When the conversation turns to manual transmission versus every other form of transmission that has ever been or ever will be, which it often does, someone will invariably mention that they prefer manual transmission except for driving in traffic. Well, I'm here to say that driving a manual in traffic isn't really that bad.
Now, you might be asking yourself what makes me so qualified to speak on this topic. Well let me tell you!
- During the past 12 years of living and working/studying in the San Francisco Bay Area I have only owned manual transmission cars.
- I have driven a number of different commutes of various lengths with stop and go traffic through bridges, tunnels, freeway merges, toll plazas and various other hazards.
- The Bay Area has some of the worst traffic in the nation. According to a recent LA Times article the Bay Area ranks 3rd worst behind only DC and LA.
The key to driving a manual in traffic is to leave a large enough cushion between you and the car in front of you so you can use that space to coast until traffic lurches forward again. This way you can cruise in 1st, and with smooth modulation of the gas pedal, it's the only pedal you need to use.
I will admit this system is not perfect. Sometimes traffic will come to a complete stop for long enough that you will use up all your cushion and have no choice but to stop and use the clutch. Jackasses making unnecessary lane changes will take advantage of your cushion and drive into it. Also, driving uphill in stop and go traffic makes it considerably harder (but also that much more important to maintain a cushion). But despite all that if you maintain a proper cushion you might be surprised by how little you have to use the clutch in heavy traffic.

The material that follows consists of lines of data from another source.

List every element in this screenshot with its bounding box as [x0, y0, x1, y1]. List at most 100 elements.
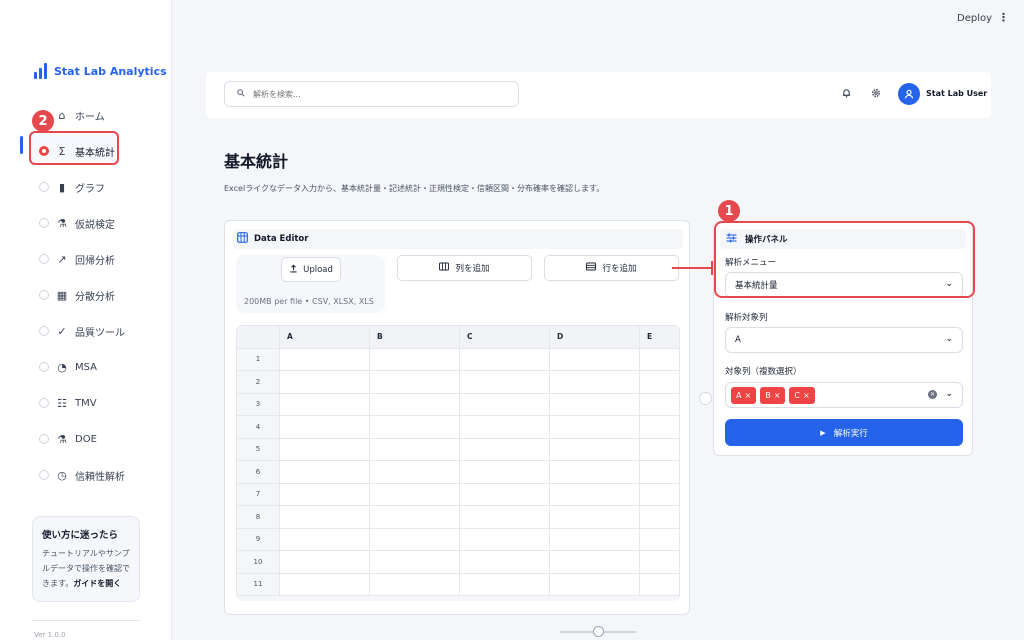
chip-remove-icon[interactable]: ×: [744, 391, 751, 400]
brand-logo[interactable]: Stat Lab Analytics: [34, 63, 167, 79]
grid-cell[interactable]: [549, 347, 640, 371]
grid-cell[interactable]: [369, 505, 460, 529]
grid-cell[interactable]: [279, 392, 370, 416]
grid-cell[interactable]: [639, 347, 680, 371]
row-number[interactable]: 2: [236, 370, 280, 394]
grid-cell[interactable]: [459, 415, 550, 439]
sidebar-item-10[interactable]: ◷ 信頼性解析: [0, 457, 172, 493]
grid-cell[interactable]: [369, 437, 460, 461]
row-number[interactable]: 3: [236, 392, 280, 416]
sidebar-item-4[interactable]: ↗ 回帰分析: [0, 241, 172, 277]
row-number[interactable]: 8: [236, 505, 280, 529]
horizontal-scroll-thumb[interactable]: [593, 626, 604, 637]
nav-radio[interactable]: [39, 362, 49, 372]
grid-cell[interactable]: [459, 505, 550, 529]
column-chip[interactable]: B ×: [760, 386, 786, 404]
column-header[interactable]: B: [369, 325, 460, 349]
nav-radio[interactable]: [39, 470, 49, 480]
guide-link[interactable]: ガイドを開く: [73, 579, 121, 588]
chip-remove-icon[interactable]: ×: [774, 391, 781, 400]
sidebar-item-9[interactable]: ⚗ DOE: [0, 421, 172, 457]
grid-cell[interactable]: [279, 550, 370, 574]
grid-cell[interactable]: [549, 392, 640, 416]
grid-cell[interactable]: [279, 415, 370, 439]
column-chip[interactable]: A ×: [731, 386, 757, 404]
grid-cell[interactable]: [459, 437, 550, 461]
column-header[interactable]: E: [639, 325, 680, 349]
user-name[interactable]: Stat Lab User: [926, 89, 987, 98]
row-number[interactable]: 1: [236, 347, 280, 371]
resize-handle[interactable]: [699, 392, 712, 405]
sidebar-item-2[interactable]: ▮ グラフ: [0, 169, 172, 205]
grid-cell[interactable]: [369, 482, 460, 506]
grid-cell[interactable]: [549, 460, 640, 484]
grid-cell[interactable]: [639, 482, 680, 506]
row-number[interactable]: 11: [236, 572, 280, 596]
grid-cell[interactable]: [639, 370, 680, 394]
grid-cell[interactable]: [369, 370, 460, 394]
nav-radio[interactable]: [39, 254, 49, 264]
deploy-button[interactable]: Deploy: [957, 13, 992, 24]
add-column-button[interactable]: 列を追加: [397, 255, 532, 281]
grid-cell[interactable]: [639, 437, 680, 461]
grid-cell[interactable]: [639, 392, 680, 416]
chip-remove-icon[interactable]: ×: [803, 391, 810, 400]
row-number[interactable]: 9: [236, 527, 280, 551]
grid-cell[interactable]: [279, 347, 370, 371]
grid-cell[interactable]: [459, 572, 550, 596]
grid-cell[interactable]: [279, 460, 370, 484]
grid-cell[interactable]: [639, 572, 680, 596]
more-menu-icon[interactable]: ⋮: [998, 11, 1009, 24]
row-number[interactable]: 6: [236, 460, 280, 484]
grid-cell[interactable]: [279, 572, 370, 596]
data-grid[interactable]: A B C D E 1 2 3 4 5 6 7 8 9 10 11: [236, 325, 680, 601]
nav-radio[interactable]: [39, 290, 49, 300]
search-input[interactable]: [253, 89, 493, 99]
column-header[interactable]: D: [549, 325, 640, 349]
grid-cell[interactable]: [459, 527, 550, 551]
grid-cell[interactable]: [459, 460, 550, 484]
grid-cell[interactable]: [279, 482, 370, 506]
nav-radio[interactable]: [39, 434, 49, 444]
grid-cell[interactable]: [369, 460, 460, 484]
clear-selection-icon[interactable]: ✕: [928, 390, 937, 399]
grid-cell[interactable]: [549, 572, 640, 596]
nav-radio[interactable]: [39, 218, 49, 228]
grid-cell[interactable]: [369, 572, 460, 596]
target-column-select[interactable]: A ⌄: [725, 327, 963, 353]
grid-cell[interactable]: [459, 370, 550, 394]
search-box[interactable]: [224, 81, 519, 107]
grid-cell[interactable]: [639, 505, 680, 529]
upload-button[interactable]: Upload: [281, 257, 341, 282]
sidebar-item-6[interactable]: ✓ 品質ツール: [0, 313, 172, 349]
grid-cell[interactable]: [369, 550, 460, 574]
nav-radio[interactable]: [39, 146, 49, 156]
row-number[interactable]: 5: [236, 437, 280, 461]
grid-cell[interactable]: [279, 437, 370, 461]
grid-cell[interactable]: [369, 415, 460, 439]
multi-column-select[interactable]: A × B × C × ✕ ⌄: [725, 382, 963, 408]
grid-cell[interactable]: [639, 527, 680, 551]
sidebar-item-8[interactable]: ☷ TMV: [0, 385, 172, 421]
bell-icon[interactable]: [842, 88, 851, 101]
grid-cell[interactable]: [549, 527, 640, 551]
column-header[interactable]: A: [279, 325, 370, 349]
run-analysis-button[interactable]: ▶ 解析実行: [725, 419, 963, 446]
grid-cell[interactable]: [459, 347, 550, 371]
grid-cell[interactable]: [639, 550, 680, 574]
avatar[interactable]: [898, 83, 920, 105]
row-number[interactable]: 10: [236, 550, 280, 574]
grid-cell[interactable]: [639, 415, 680, 439]
gear-icon[interactable]: [871, 88, 881, 101]
grid-cell[interactable]: [549, 370, 640, 394]
grid-cell[interactable]: [639, 460, 680, 484]
nav-radio[interactable]: [39, 182, 49, 192]
grid-cell[interactable]: [549, 437, 640, 461]
row-number[interactable]: 7: [236, 482, 280, 506]
sidebar-item-3[interactable]: ⚗ 仮説検定: [0, 205, 172, 241]
sidebar-item-0[interactable]: ⌂ ホーム: [0, 97, 172, 133]
nav-radio[interactable]: [39, 326, 49, 336]
grid-cell[interactable]: [549, 482, 640, 506]
grid-cell[interactable]: [279, 505, 370, 529]
grid-cell[interactable]: [279, 527, 370, 551]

I will also concede that the ease with which this can be done will vary from car to car based on the temperament of the transmission. My 535i will happily coast along in 1st with the clutch completely out and no gas input until coming to an almost complete stop. However my Civic will start to buck, doing it's best lowrider impersonation, and feel like it's going to stall much sooner than the BMW at low speeds. But even then it's still manageable.
This doesn't just apply to manual transmissions either. Leaving a cushion when you're driving an automatic is a good idea as well; it's safer, smoother and more efficient.
Now what I really hate is driving a manual between an endless series of stop signs, which is slightly ironic since that perfectly describes my neighborhood. I suspect the stop sign manufacturers colluded with the city planners when developing the area so that it would consist almost entirely of stop signs with a few houses thrown in for good measure.